Usually, police only get involved when someone removes art, but this was a special case.
As everyone knows, the usually low-profile Portrait Gallery became big news when it removed David Wojnarowicz’s video work “A Fire in My Belly” from its current exhibition “Hide/Seek: Difference and Desire in American Portraiture” after complaints from the Catholic League and other conservative groups. D.C.’s Transformer Gallery began running the film in its window, and one demonstrator projected it on the side of the gallery building. Blasenstein and Iacovone decided to bring the video back inside.
Blasenstein played the part of gallery wall, standing outside the entrance to “Hide/Seek” with an iPad running the Wojnarowicz work. Iacovone filmed the silent protest. Museum security and the Metropolitan Police Department intervened; the two Mikes cooperated.
And then the performance piece became theatre of the absurd.
The activists did not seem surprised to be removed, and after engaging in their peaceful action, they may have anticipated some sort of sanction.
But the MPD banned Iacovone from the Smithsonian for a year, and banned Blasenstein from all Smithsonian properties “indefinitely.”

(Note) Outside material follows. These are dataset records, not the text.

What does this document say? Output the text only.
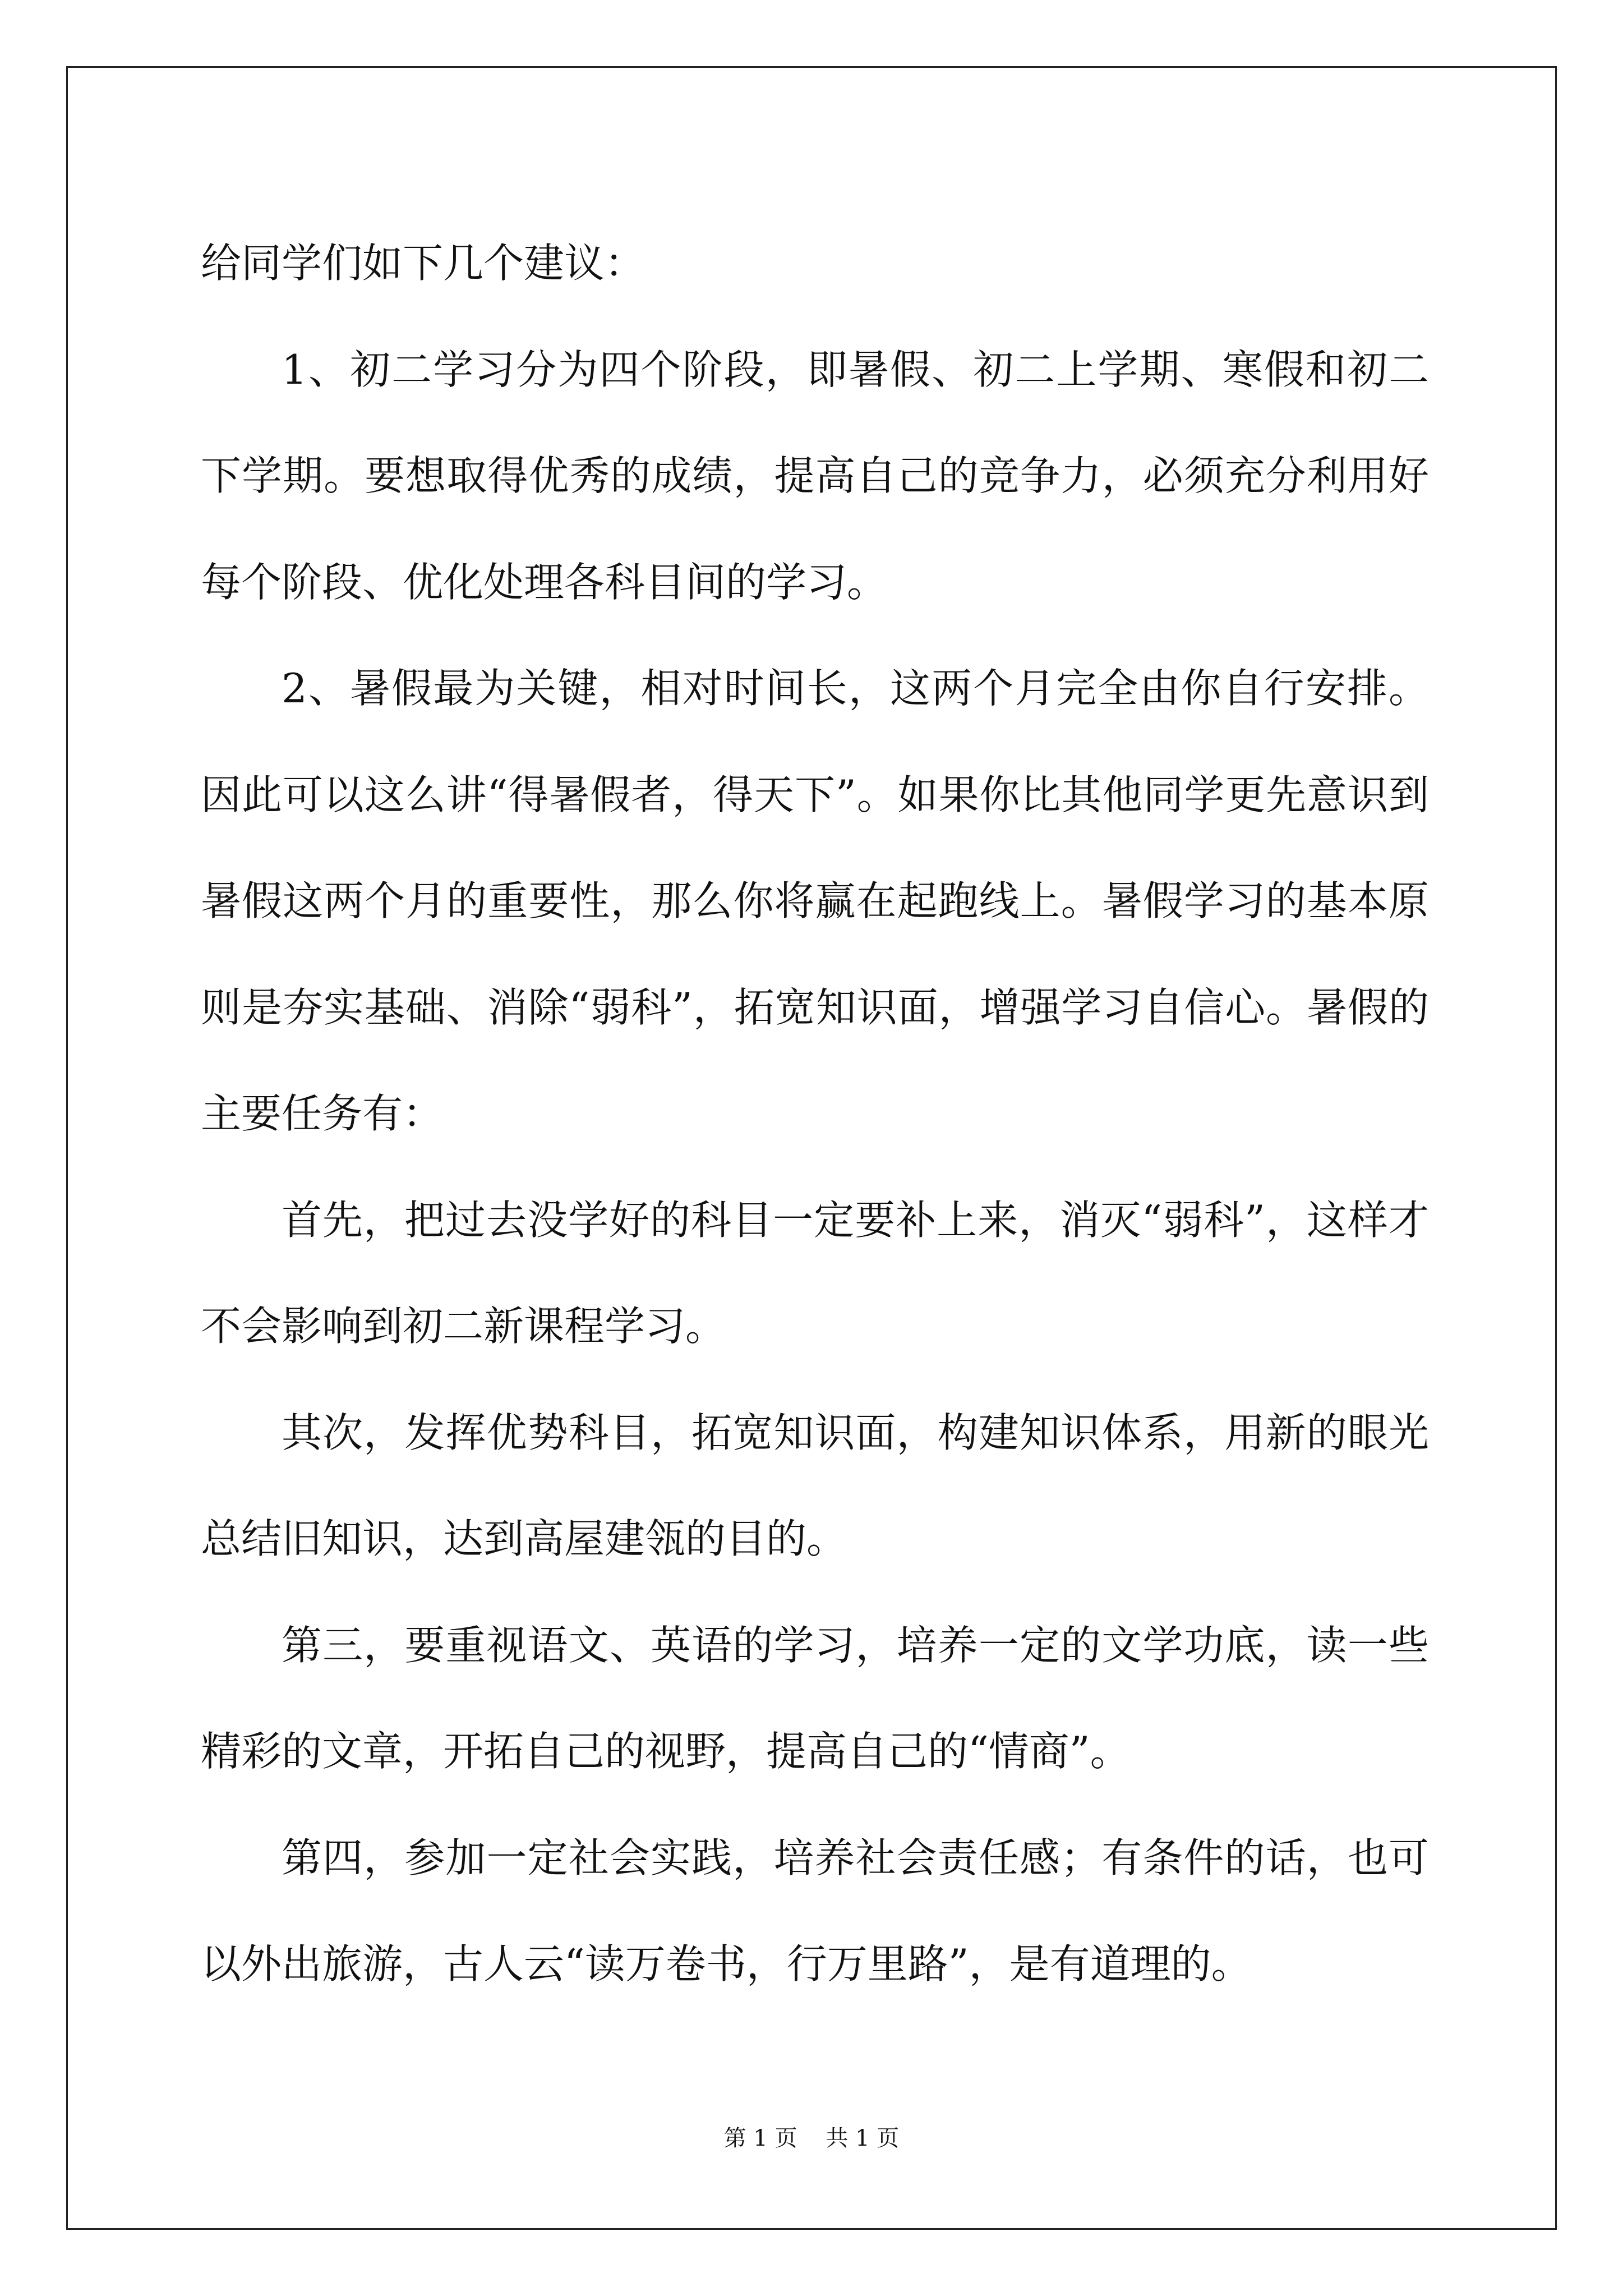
给同学们如下几个建议：

1、初二学习分为四个阶段，即暑假、初二上学期、寒假和初二下学期。要想取得优秀的成绩，提高自己的竞争力，必须充分利用好每个阶段、优化处理各科目间的学习。

2、暑假最为关键，相对时间长，这两个月完全由你自行安排。因此可以这么讲“得暑假者，得天下”。如果你比其他同学更先意识到暑假这两个月的重要性，那么你将赢在起跑线上。暑假学习的基本原则是夯实基础、消除“弱科”，拓宽知识面，增强学习自信心。暑假的主要任务有：

首先，把过去没学好的科目一定要补上来，消灭“弱科”，这样才不会影响到初二新课程学习。

其次，发挥优势科目，拓宽知识面，构建知识体系，用新的眼光总结旧知识，达到高屋建瓴的目的。

第三，要重视语文、英语的学习，培养一定的文学功底，读一些精彩的文章，开拓自己的视野，提高自己的“情商”。

第四，参加一定社会实践，培养社会责任感；有条件的话，也可以外出旅游，古人云“读万卷书，行万里路”，是有道理的。

第 1 页    共 1 页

No Zoolights or Mr. Rogers’s sweater or midday IMAX showings of “To Fly” for them. They’re banned! Banned, I tell you! Who knew Comic Book Guy from “The Simpsons” worked for the MPD?

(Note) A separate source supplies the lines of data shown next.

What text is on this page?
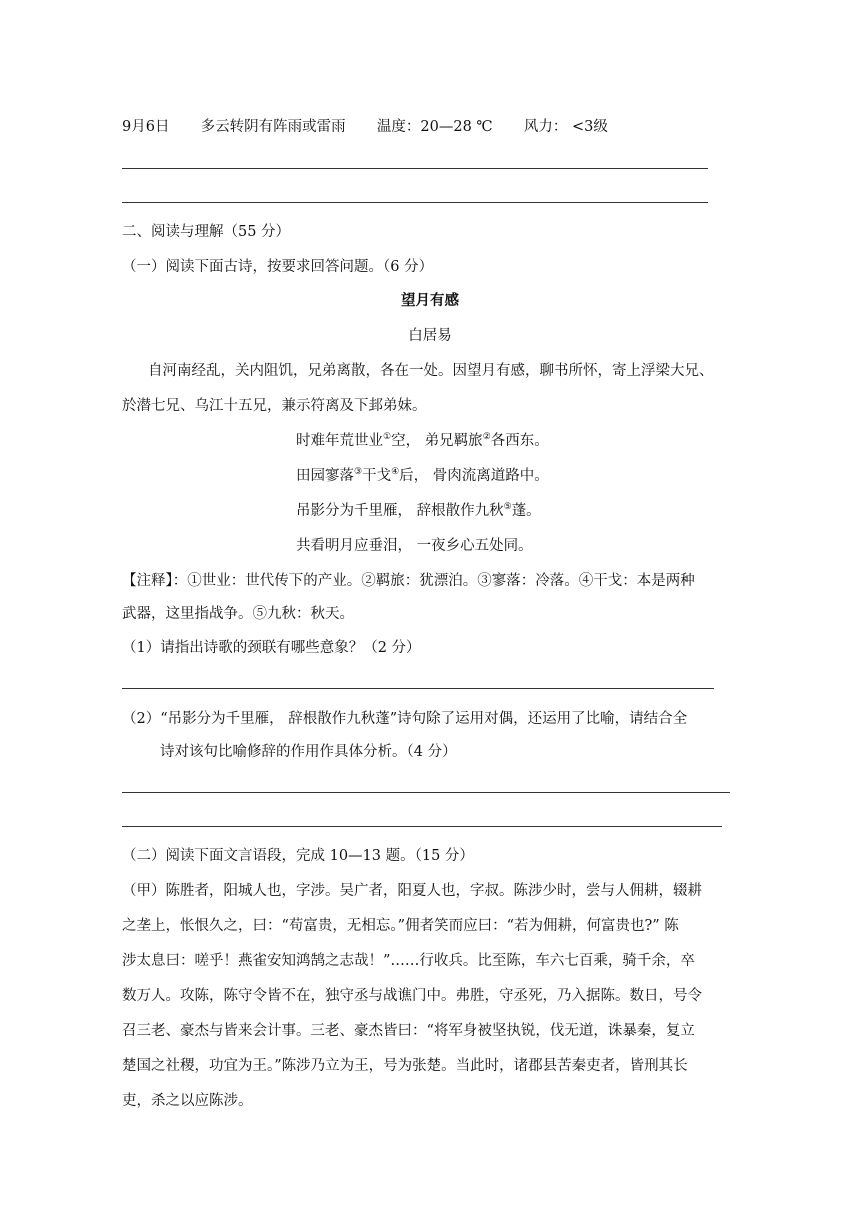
9月6日 多云转阴有阵雨或雷雨 温度：20—28 ℃ 风力： <3级
二、阅读与理解（55 分）
（一）阅读下面古诗，按要求回答问题。（6 分）
望月有感
白居易
自河南经乱，关内阻饥，兄弟离散，各在一处。因望月有感，聊书所怀，寄上浮梁大兄、
於潜七兄、乌江十五兄，兼示符离及下邽弟妹。
时难年荒世业①空， 弟兄羁旅②各西东。
田园寥落③干戈④后， 骨肉流离道路中。
吊影分为千里雁， 辞根散作九秋⑤蓬。
共看明月应垂泪， 一夜乡心五处同。
【注释】：①世业：世代传下的产业。②羁旅：犹漂泊。③寥落：冷落。④干戈：本是两种
武器，这里指战争。⑤九秋：秋天。
（1）请指出诗歌的颈联有哪些意象？（2 分）
（2）“吊影分为千里雁， 辞根散作九秋蓬”诗句除了运用对偶，还运用了比喻，请结合全
诗对该句比喻修辞的作用作具体分析。（4 分）
（二）阅读下面文言语段，完成 10—13 题。（15 分）
（甲）陈胜者，阳城人也，字涉。吴广者，阳夏人也，字叔。陈涉少时，尝与人佣耕，辍耕
之垄上，怅恨久之，曰：“苟富贵，无相忘。”佣者笑而应曰：“若为佣耕，何富贵也?” 陈
涉太息曰：嗟乎！燕雀安知鸿鹄之志哉！”……行收兵。比至陈，车六七百乘，骑千余，卒
数万人。攻陈，陈守令皆不在，独守丞与战谯门中。弗胜，守丞死，乃入据陈。数日，号令
召三老、豪杰与皆来会计事。三老、豪杰皆曰：“将军身被坚执锐，伐无道，诛暴秦，复立
楚国之社稷，功宜为王。”陈涉乃立为王，号为张楚。当此时，诸郡县苦秦吏者，皆刑其长
吏，杀之以应陈涉。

Even the authorities concede that this is rather silly. The Smithsonian consists of nearly two dozen museums and galleries in multiple buildings, and none of them check identification. It is possible Mike or Mike could be arrested if a particular guard happened to recognize one of them, but unless they were again engaging in prohibited activity, even that would be unlikely.
Still, it is troubling that the police claim the authority to unilaterally ban individuals from a public place without a hearing.
Blasenstein and Iacovone can call their operation a success. They briefly returned “A Fire in My Belly” to the Portrait Gallery, doing what museum director Martin Sullivan should have done.
The fight continues. National Portrait Gallery commissioner James Bartlett, formerly of the Cleveland Museum of Art, has resigned in protest, and on Thursday, the Warhol Foundation condemned the removal of the Wojnarowicz film, saying the attacks on the work, “based on ignorance, hatred and fear, have no place in America’s civil society and should certainly not dictate the actions taken by its cultural leaders.”
Warhol, of course, said that “in the future, everyone will be world-famous for 15 minutes.” With their 10 minutes of protest, Blasenstein and Iacovone achieved that -- and struck a blow against censorship.